Następnego dnia ktoś podłożył ogień pod figurę Chrystusa frasobliwego, stojącego przed kościołem w Sulistrowiczkach. Na szczęście silny wiatr uchronił budynek przed spłonięciem. Poganie nie przyznają się do podpalenia. Ksiądz Ryszard czuje się zastraszony. Poza próbą podpalenia, do parafii przychodzą również listy z pogróżkami. Wysyła je właściciel jednego z blogów o słowiańskich wierzeniach, który podpisuje się jako Opolczyk.
"Mściwy żydłaku, fanatyku rzymskiej szubienicy - won ze Ślęży. Nie masz do niej, renegacie i zaprzańcu żadnego prawa. To jest nasza pogańska Święta Góra. Wy macie wasze święte miejsca nad Jordanem. I tam się wynoście. Przestańcie plugawić naszą Świętą Słowiańską Ziemię jakimiś obskurnymi gusłami rodem znad Jordanu" - możemy przeczytać w liście od Opolczyka
Całą sytuację próbuje wytłumaczyć Barbara Szreiter, dzierżawca Domu Turysty na Ślęży. Twierdzi, że usunięcie Światowida jest wyłącznie jej pomysłem. Nigdy nie konsultowała się w tej sprawie z proboszczem.
- Miałam już dość pytań turystów, którzy dziwili się, dlaczego ten posąg u nas stoi, i ich uwag, że przecież nie ma on nic wspólnego z naszym domem - tłumaczy.

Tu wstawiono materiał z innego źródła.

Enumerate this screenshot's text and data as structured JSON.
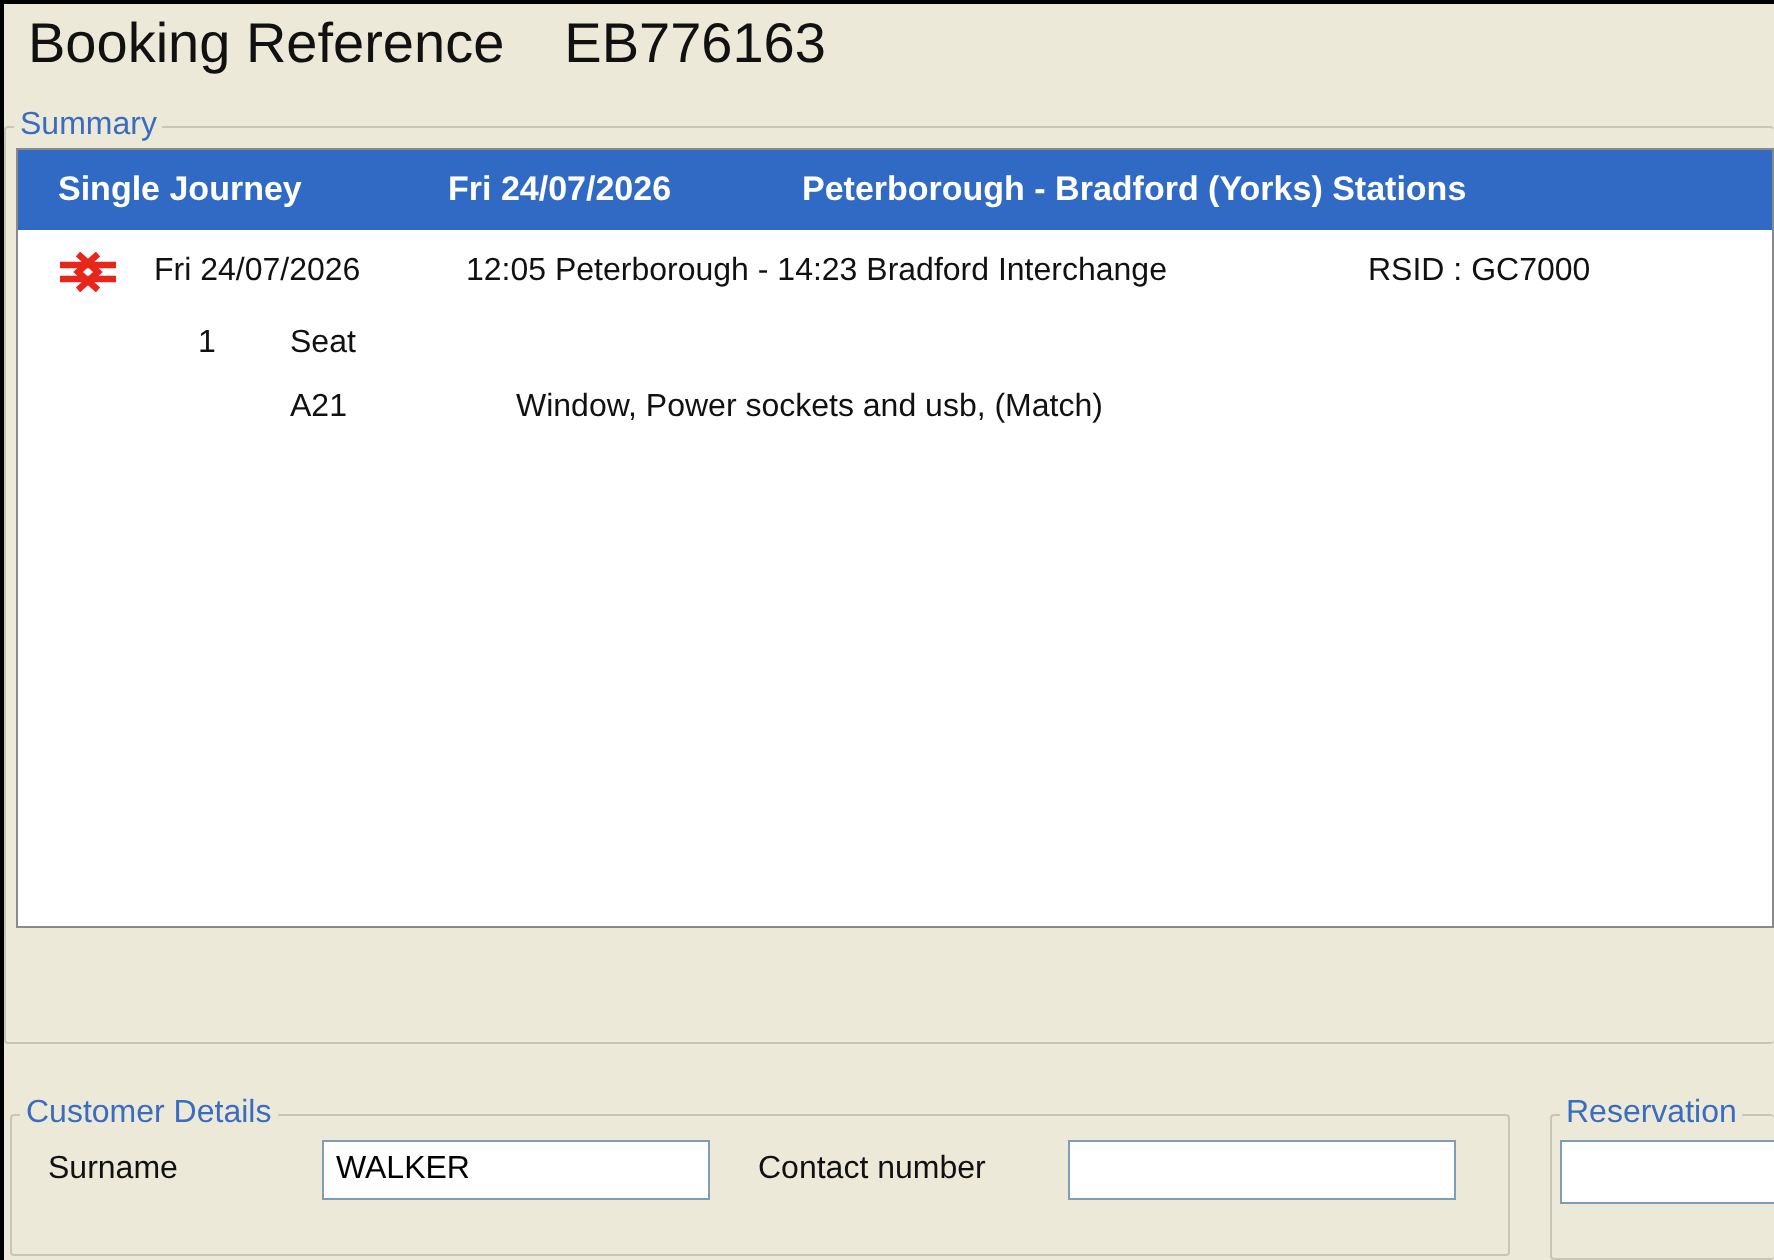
{
  "title": {
    "label": "Booking Reference",
    "reference": "EB776163"
  },
  "summary": {
    "legend": "Summary",
    "header": [
      "Single Journey",
      "Fri 24/07/2026",
      "Peterborough - Bradford (Yorks) Stations"
    ],
    "journeys": [
      {
        "date": "Fri 24/07/2026",
        "service": "12:05 Peterborough - 14:23 Bradford Interchange",
        "rsid": "RSID : GC7000",
        "seat_count": "1",
        "seat_label": "Seat",
        "seats": [
          {
            "number": "A21",
            "attributes": "Window, Power sockets and usb, (Match)"
          }
        ]
      }
    ]
  },
  "customer_details": {
    "legend": "Customer Details",
    "fields": [
      {
        "label": "Surname",
        "value": "WALKER"
      },
      {
        "label": "Contact number"
      }
    ]
  },
  "reservation": {
    "legend": "Reservation"
  }
}
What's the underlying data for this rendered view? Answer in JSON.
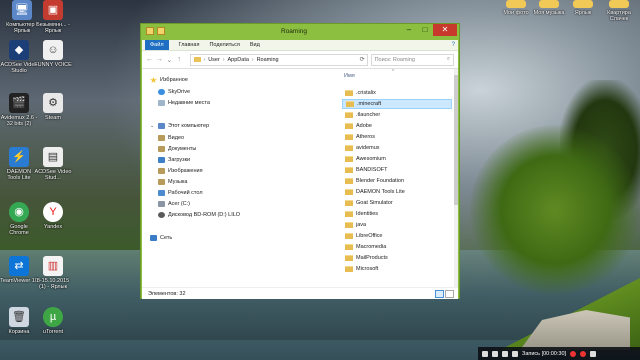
{
  "desktop": {
    "left_icons": [
      {
        "label": "Компьютер - Ярлык",
        "icon": "computer-icon"
      },
      {
        "label": "Безымянн... - Ярлык",
        "icon": "red-folder-icon"
      },
      {
        "label": "ACDSee Video Studio",
        "icon": "acdsee-icon"
      },
      {
        "label": "FUNNY VOICE",
        "icon": "funny-voice-icon"
      },
      {
        "label": "Avidemux 2.6 - 32 bits (2)",
        "icon": "avidemux-icon"
      },
      {
        "label": "Steam",
        "icon": "steam-icon"
      },
      {
        "label": "DAEMON Tools Lite",
        "icon": "daemon-tools-icon"
      },
      {
        "label": "ACDSee Video Stud...",
        "icon": "acdsee-icon"
      },
      {
        "label": "Google Chrome",
        "icon": "chrome-icon"
      },
      {
        "label": "Yandex",
        "icon": "yandex-icon"
      },
      {
        "label": "TeamViewer 10",
        "icon": "teamviewer-icon"
      },
      {
        "label": "8-15.10.2015 (1) - Ярлык",
        "icon": "document-icon"
      },
      {
        "label": "Корзина",
        "icon": "recycle-bin-icon"
      },
      {
        "label": "uTorrent",
        "icon": "utorrent-icon"
      }
    ],
    "right_icons": [
      {
        "label": "Мои фото",
        "icon": "folder-icon"
      },
      {
        "label": "Моя музыка",
        "icon": "folder-icon"
      },
      {
        "label": "Ярлык",
        "icon": "folder-icon"
      },
      {
        "label": "Квартира Слачек",
        "icon": "folder-icon"
      }
    ]
  },
  "window": {
    "title": "Roaming",
    "ribbon_tabs": [
      "Файл",
      "Главная",
      "Поделиться",
      "Вид"
    ],
    "address": {
      "parts": [
        "User",
        "AppData",
        "Roaming"
      ]
    },
    "search_placeholder": "Поиск: Roaming",
    "column_header": "Имя",
    "nav": {
      "favorites": "Избранное",
      "favorites_items": [
        "SkyDrive",
        "Недавние места"
      ],
      "this_pc": "Этот компьютер",
      "pc_items": [
        "Видео",
        "Документы",
        "Загрузки",
        "Изображения",
        "Музыка",
        "Рабочий стол",
        "Acer (C:)",
        "Дисковод BD-ROM (D:) LILO"
      ],
      "network": "Сеть"
    },
    "files": [
      ".cristalix",
      ".minecraft",
      ".tlauncher",
      "Adobe",
      "Atheros",
      "avidemux",
      "Awesomium",
      "BANDISOFT",
      "Blender Foundation",
      "DAEMON Tools Lite",
      "Goat Simulator",
      "Identities",
      "java",
      "LibreOffice",
      "Macromedia",
      "MailProducts",
      "Microsoft"
    ],
    "selected_file": ".minecraft",
    "status_text": "Элементов: 32"
  },
  "tray": {
    "record_label": "Запись [00:00:30]"
  },
  "colors": {
    "window_frame": "#8cbf3f",
    "file_tab": "#1e6fc4",
    "selection": "#cce8ff",
    "close_button": "#c7392b"
  }
}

PRZECZYTAJ RÓWNIEŻ: Sataniści sprofanowali sanktuarium na Górze Chełmskiej - zdjęcia
Zbulwersowani zniknięciem figury rodzimowiercy nie chcą pozostawić tej sprawy. Uważają, że ksiądz próbuje ich świętą górę "schrystianizować" i zamienić ją w sanktuarium maryjne, pisze Wyborcza.pl Poganie wystosowali specjalnego maila... do samego papieża Franciszka. W przekazywaniu wiadomości do Ojca Świętego pośredniczy Kuria Arcybiskupia we Wrocławiu. Jej przedstawiciele są zaskoczeni zarówno formą, jak i treścią listu.
- Ten "list" dotarł do mnie za pośrednictwem internetu. Jest absurdalny, bo po pierwsze, kuria nie jest stroną w tej sprawie, a po drugie, kto pisze listy do Ojca Świętego mailem? Do tego pełen jest sformułowań obraźliwych i żądań pod adresem Kościoła. Nie wiem, czego oczekują jego autorzy, że Ojciec Święty kupi schronisko na Ślęży i ustawi w nim ich posąg? - mówi rzecznik wrocławskiej kurii ks. Stanisław Jóźwiak.
Prowadzone jest już śledztwo w sprawie podpalenia. Wszystko wskazuje na chuliganów.